Inspired by Mad Hatter, the Charlottesville-made condiment with locally grown habanero peppers, plus olive oil and pineapple that strikes “the happy medium between a generic chili seasoning and the vinegar-based extra hot sauce,” Coleman will cook a dinner on Monday, October 23, that will showcase Mad Hatter not as a condiment but as a sauce. The five courses, each of which will be paired with a Devils Backbone beer, include a tako poke made with octopus, pickled pumpkin, onion, scallions, sesame seeds and Mad Hatter sauce; a raviolo made with Mad Hatter pasta, braised Autumn Olive Farms pork and egg yolk; and ice cream with a Mad Hatter-dark chocolate magic shell and a coconut-white chocolate ganache.

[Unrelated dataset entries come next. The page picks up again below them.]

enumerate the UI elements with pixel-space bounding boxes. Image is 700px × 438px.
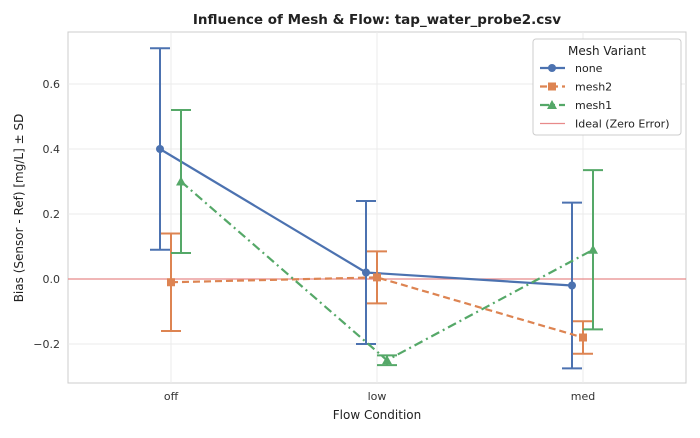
legend-title: Mesh Variant	[568, 44, 646, 58]
legend-marker	[548, 64, 556, 72]
data-point	[362, 268, 370, 277]
legend-label: none	[575, 62, 603, 75]
data-point	[579, 333, 587, 342]
series-mesh1	[171, 109, 603, 367]
legend-label: mesh2	[575, 81, 612, 94]
legend-marker	[548, 82, 556, 91]
x-tick-label: off	[164, 390, 179, 403]
data-point	[588, 244, 598, 254]
y-tick-label: 0.6	[43, 78, 61, 91]
chart-title: Influence of Mesh & Flow: tap_water_prob…	[193, 12, 561, 28]
y-tick-label: 0.4	[43, 143, 61, 156]
series-none	[150, 47, 582, 370]
series-line	[170, 276, 584, 339]
legend-label: Ideal (Zero Error)	[575, 118, 670, 131]
data-point	[156, 145, 164, 153]
legend-box	[532, 38, 682, 136]
x-tick-label: med	[571, 390, 595, 403]
data-point	[176, 176, 186, 186]
y-tick-label: 0.0	[43, 273, 61, 286]
data-point	[167, 278, 175, 287]
legend-marker	[547, 100, 557, 109]
legend: Mesh Variant none mesh2 mesh1 Ideal (Zero Er…	[532, 38, 682, 136]
legend-label: mesh1	[575, 99, 612, 112]
data-point	[373, 273, 381, 282]
series-mesh2	[161, 232, 593, 355]
data-point	[568, 281, 576, 290]
y-tick-label: 0.2	[43, 208, 61, 221]
x-axis-label: Flow Condition	[333, 408, 421, 422]
y-axis-label: Bias (Sensor - Ref) [mg/L] ± SD	[12, 114, 26, 303]
y-tick-label: −0.2	[33, 338, 60, 351]
data-point	[382, 355, 392, 365]
x-tick-label: low	[368, 390, 387, 403]
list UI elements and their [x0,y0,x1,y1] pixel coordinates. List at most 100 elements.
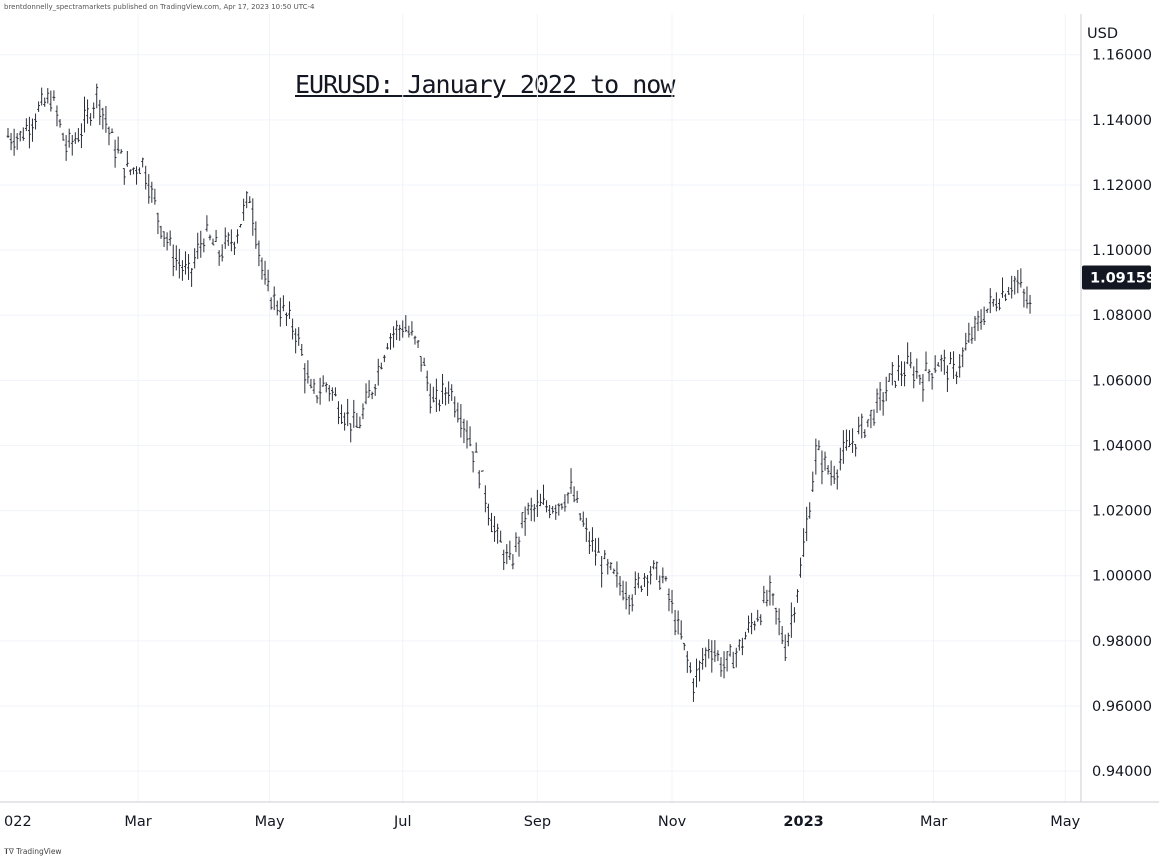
ohlc-bar [688,662,692,674]
x-tick-label: Mar [124,814,151,830]
ohlc-bar [125,150,129,167]
ohlc-bar [245,191,249,209]
ohlc-bar [441,373,444,405]
ohlc-bar [477,470,481,489]
ohlc-bar [912,366,916,389]
ohlc-bar [196,232,200,260]
currency-label: USD [1087,26,1118,42]
ohlc-bar [799,557,802,578]
ohlc-bar [487,503,490,526]
ohlc-bar [887,373,891,382]
ohlc-bar [759,614,763,626]
ohlc-bar [900,361,903,387]
time-axis[interactable]: 022 Mar May Jul Sep Nov 2023 Mar May [4,814,1081,830]
ohlc-bar [918,374,922,385]
ohlc-bar [588,531,591,555]
ohlc-bar [67,128,71,148]
ohlc-bar [551,505,555,514]
ohlc-bar [257,240,261,267]
ohlc-bar [624,581,628,610]
ohlc-bar [976,310,980,332]
ohlc-bar [199,230,203,258]
ohlc-bar [315,395,319,404]
ohlc-bar [86,99,89,124]
ohlc-bar [278,297,282,327]
y-tick-label: 1.04000 [1092,438,1152,454]
ohlc-bar [581,511,585,527]
ohlc-bar [376,358,380,386]
ohlc-bar [875,388,879,413]
ohlc-bar [379,362,383,370]
ohlc-bar [1007,286,1011,295]
ohlc-bar [575,490,579,504]
ohlc-bar [159,225,163,239]
ohlc-bar [46,88,50,104]
ohlc-bar [707,639,711,659]
ohlc-bar [961,347,965,368]
ohlc-bar [135,166,138,185]
ohlc-bar [275,300,279,316]
ohlc-bar [453,396,457,418]
ohlc-bar [646,574,649,596]
ohlc-bar [76,127,80,143]
ohlc-bar [572,486,576,503]
ohlc-bar [367,380,371,398]
ohlc-bar [208,234,212,241]
tradingview-logo[interactable]: 𝐓∇ TradingView [4,847,62,857]
ohlc-bar [282,295,285,312]
ohlc-bar [716,650,720,662]
ohlc-bar [520,512,524,529]
ohlc-bar [37,101,40,112]
ohlc-bar [915,358,919,379]
ohlc-bar [330,387,334,401]
tradingview-logo-icon: 𝐓∇ [4,847,14,856]
price-axis[interactable]: 1.16000 1.14000 1.12000 1.10000 1.08000 1.060… [1092,48,1152,780]
ohlc-bar [156,212,160,235]
ohlc-bar [306,360,310,384]
ohlc-bar [419,355,423,372]
ohlc-bar [692,678,695,702]
ohlc-bar [973,316,977,341]
ohlc-bar [545,500,548,513]
ohlc-bar [909,352,913,369]
ohlc-bar [398,324,402,341]
ohlc-bar [569,468,573,494]
ohlc-bar [597,537,600,553]
ohlc-bar [138,167,141,175]
x-tick-label: 2023 [783,814,823,830]
ohlc-bar [679,620,683,640]
ohlc-bar [808,502,812,519]
ohlc-bar [324,382,328,393]
ohlc-bar [318,377,322,405]
ohlc-bar [220,244,224,262]
ohlc-bar [107,126,111,146]
ohlc-bar [226,232,230,246]
ohlc-bar [851,428,854,454]
ohlc-bar [526,502,530,515]
ohlc-bar [652,560,656,570]
ohlc-bar [636,572,640,589]
ohlc-bar [272,286,276,311]
ohlc-bar [927,369,931,382]
last-price-badge: 1.09159 [1082,265,1156,290]
ohlc-bar [826,465,830,475]
ohlc-bar [242,198,246,221]
ohlc-bar [955,371,958,385]
ohlc-bar [710,640,714,673]
ohlc-bar [845,429,848,451]
y-tick-label: 1.02000 [1092,504,1152,520]
ohlc-bar [129,169,132,176]
ohlc-bar [514,532,518,553]
ohlc-bar [903,361,906,387]
ohlc-bar [890,362,894,386]
ohlc-bar [15,133,19,150]
publisher-note: brentdonnelly_spectramarkets published o… [4,3,315,11]
ohlc-bar [728,644,732,657]
ohlc-bar [435,378,438,412]
ohlc-bar [505,544,509,565]
ohlc-bar [630,594,634,612]
ohlc-bar [765,589,769,607]
ohlc-bar [747,615,750,633]
ohlc-bar [753,620,757,631]
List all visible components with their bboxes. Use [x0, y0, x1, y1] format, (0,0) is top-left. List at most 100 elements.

In addition to creating a new menu each season, Coleman plans to cook more one-off dinners, one focused on sausage and another, likely next summer, focused on tomatoes. He wants to remind diners that Rapture is, and has been, more than a late night DJ and dance spot—it’s a restaurant focused on great food.
Parallel 38 is now open in its new location at 817 W. Main St. (best known as the former location of L’Etoile). We’ll have more details on the menu soon, but for now, we can assure you the labneh is on it.